Because of his obscene statements against the establishment, some call him the Argentine Donald Trump.
“Unjustly. The only thing he has in common with Trump is his weird hairstyle. But other than that, the political context in which they operate is completely different. Trump has strong Republican Party support, while Miley’s party has few representatives in Parliament. Despite From his strong statements, Miley will soon have to look for allies to implement his ideas.
“I think Miley can only lose. Either he implements his extremist agenda and gets criticized from all sides. From women, from trade unions, from civil servants, you name it. Otherwise it won’t work and his current supporters will be disappointed.”

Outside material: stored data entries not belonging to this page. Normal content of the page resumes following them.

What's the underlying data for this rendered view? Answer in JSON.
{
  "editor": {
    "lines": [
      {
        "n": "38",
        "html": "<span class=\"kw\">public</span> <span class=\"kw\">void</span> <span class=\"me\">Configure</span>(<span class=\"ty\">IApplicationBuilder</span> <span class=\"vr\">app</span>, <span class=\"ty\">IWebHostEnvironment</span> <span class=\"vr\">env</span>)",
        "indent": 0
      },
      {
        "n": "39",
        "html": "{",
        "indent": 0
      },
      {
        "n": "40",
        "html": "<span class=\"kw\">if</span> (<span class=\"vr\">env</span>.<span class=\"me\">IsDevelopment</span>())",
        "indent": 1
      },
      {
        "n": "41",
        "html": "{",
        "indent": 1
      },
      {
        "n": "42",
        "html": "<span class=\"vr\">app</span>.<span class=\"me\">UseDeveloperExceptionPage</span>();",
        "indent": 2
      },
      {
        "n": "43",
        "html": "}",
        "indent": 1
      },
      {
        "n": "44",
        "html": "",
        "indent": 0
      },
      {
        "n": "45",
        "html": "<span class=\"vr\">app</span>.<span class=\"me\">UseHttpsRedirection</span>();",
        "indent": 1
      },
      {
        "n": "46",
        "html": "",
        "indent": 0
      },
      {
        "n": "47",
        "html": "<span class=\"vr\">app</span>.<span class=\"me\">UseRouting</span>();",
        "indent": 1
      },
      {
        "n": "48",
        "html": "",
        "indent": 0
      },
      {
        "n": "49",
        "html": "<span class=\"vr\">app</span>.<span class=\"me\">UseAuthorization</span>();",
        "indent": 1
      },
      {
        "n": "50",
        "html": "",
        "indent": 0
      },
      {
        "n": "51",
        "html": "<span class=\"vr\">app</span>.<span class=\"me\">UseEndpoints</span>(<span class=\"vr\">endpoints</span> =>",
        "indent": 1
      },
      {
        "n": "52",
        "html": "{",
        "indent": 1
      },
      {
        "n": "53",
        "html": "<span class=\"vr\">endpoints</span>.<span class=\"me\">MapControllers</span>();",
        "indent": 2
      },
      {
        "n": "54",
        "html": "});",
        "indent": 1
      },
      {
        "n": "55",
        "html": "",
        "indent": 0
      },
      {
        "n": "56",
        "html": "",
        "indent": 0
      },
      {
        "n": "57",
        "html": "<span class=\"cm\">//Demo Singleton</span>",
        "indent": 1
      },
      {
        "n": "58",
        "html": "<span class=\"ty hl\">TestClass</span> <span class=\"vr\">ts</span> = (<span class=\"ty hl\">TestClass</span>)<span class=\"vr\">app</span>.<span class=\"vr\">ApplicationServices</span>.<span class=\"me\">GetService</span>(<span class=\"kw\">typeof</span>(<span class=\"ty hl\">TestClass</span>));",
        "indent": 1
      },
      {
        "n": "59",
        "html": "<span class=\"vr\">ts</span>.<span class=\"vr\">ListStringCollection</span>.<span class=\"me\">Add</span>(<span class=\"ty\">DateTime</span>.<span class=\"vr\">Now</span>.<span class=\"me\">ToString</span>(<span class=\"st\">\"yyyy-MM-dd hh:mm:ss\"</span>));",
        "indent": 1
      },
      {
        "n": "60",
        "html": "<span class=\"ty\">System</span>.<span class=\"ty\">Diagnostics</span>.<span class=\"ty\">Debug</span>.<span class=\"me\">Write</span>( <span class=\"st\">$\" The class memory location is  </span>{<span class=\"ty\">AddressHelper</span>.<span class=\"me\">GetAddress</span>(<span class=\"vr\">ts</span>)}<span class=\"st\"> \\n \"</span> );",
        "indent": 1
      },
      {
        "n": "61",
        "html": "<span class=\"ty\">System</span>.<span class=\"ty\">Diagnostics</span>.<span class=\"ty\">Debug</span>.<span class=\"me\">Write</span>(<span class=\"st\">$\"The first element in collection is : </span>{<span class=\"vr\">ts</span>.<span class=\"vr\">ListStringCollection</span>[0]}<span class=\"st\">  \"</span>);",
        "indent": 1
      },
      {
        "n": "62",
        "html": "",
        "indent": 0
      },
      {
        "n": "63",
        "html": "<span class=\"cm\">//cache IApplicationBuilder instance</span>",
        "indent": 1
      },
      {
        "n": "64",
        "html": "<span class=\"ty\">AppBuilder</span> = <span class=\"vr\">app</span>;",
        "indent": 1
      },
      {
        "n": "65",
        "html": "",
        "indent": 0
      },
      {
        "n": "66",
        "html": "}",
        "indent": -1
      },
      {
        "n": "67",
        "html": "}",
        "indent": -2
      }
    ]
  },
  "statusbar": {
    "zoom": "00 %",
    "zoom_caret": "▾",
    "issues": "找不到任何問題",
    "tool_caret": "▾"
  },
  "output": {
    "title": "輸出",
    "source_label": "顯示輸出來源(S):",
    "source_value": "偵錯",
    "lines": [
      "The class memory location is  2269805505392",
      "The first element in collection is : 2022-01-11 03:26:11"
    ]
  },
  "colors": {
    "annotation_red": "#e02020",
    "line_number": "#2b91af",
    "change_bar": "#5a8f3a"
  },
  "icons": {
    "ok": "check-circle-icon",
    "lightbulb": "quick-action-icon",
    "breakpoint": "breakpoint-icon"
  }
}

Miley also has strange traits. He says he takes advice from his cloned dogs.
“Remember a Latin American leader who does not hear voices. (He laughs) Former Venezuelan President Hugo Chavez consulted fortune-tellers. His successor, Nicolas Maduro, was supposedly inspired by a cute little bird sitting on his arm, clearly an incarnation of Chavez. South America is a continent with a very different political culture from ours. There is a certain spirituality that is foreign to us. It is also difficult for a politician to win elections without charisma. Then of course you get these kind of amazing personalities.
As an economist, Miley has wild plans, like introducing the US dollar. But will this really benefit the Argentines?
“In the past, countries like Panama and Ecuador have also introduced the US dollar. But Argentina has a much larger economy. This is probably no more than a temporary measure for which the poor population will pay dearly.”
“The Argentines themselves believe that things cannot get any worse than they are now. Some also look to Chile, where Pinochet left economic policy in the hands of economists after his coup. Then they applied a kind of shock therapy that was very painful for a number of years, but they managed to control hyperinflation.Now Chile is the most prosperous country in South America.
What do these elections mean for the rest of Latin America?
“Above all, it underscores a broader trend: that Latin America is tired of the machinations of leftist leaders. The idea that the left can govern sensibly has been burned out since the Chavez era. Venezuela was the richest country in Latin America, and now seven million people have fled the country.” “People across the continent have had enough. They just want something different. In that sense, this is a message to other leaders: If you let problems stink for too long, you will have incidents like Miley’s.”